The Slope of Enlightenment
The “slope of enlightenment” can be accessed by building infrastructure allowing AI to function optimally. Radiology IT infrastructure and integration are operating on a much less sophisticated level than most other enterprise integration models. Most other models use service-oriented architecture (SOA), a style of software design that provides services through a communication protocol over a network.

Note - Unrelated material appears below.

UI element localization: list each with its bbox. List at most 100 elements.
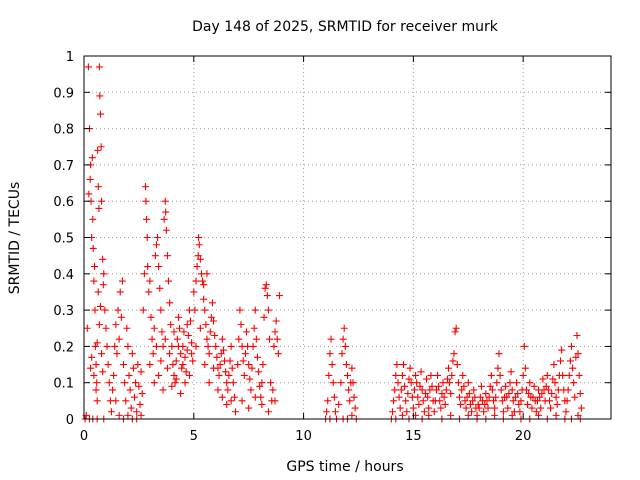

Connecting an application to data or functionality from another system necessitates complex, point-to-point integration. Without the middle business logic layer of SOA, current infrastructure depends on the radiologist to integrate disparate sets of information, such as from PACS and the EMR. This places a huge burden on all involved in the process: the radiologist, IT developers, and IT system maintenance.
To build workflow integration, AI cannot continue to be a “peripheral” system to existing legacy IT systems. Existing systems must support AI life-cycle requirements, like continuous learning and drift mitigation strategies. Image management and PACS need to be re-defined and disrupted to achieve intelligent optimized workflow orchestration.
Simply put, radiology practices and academic centers are now required to compete in an environment where the goals are measurable. Improvements in efficiency, productivity, quality, and safety need to come quickly.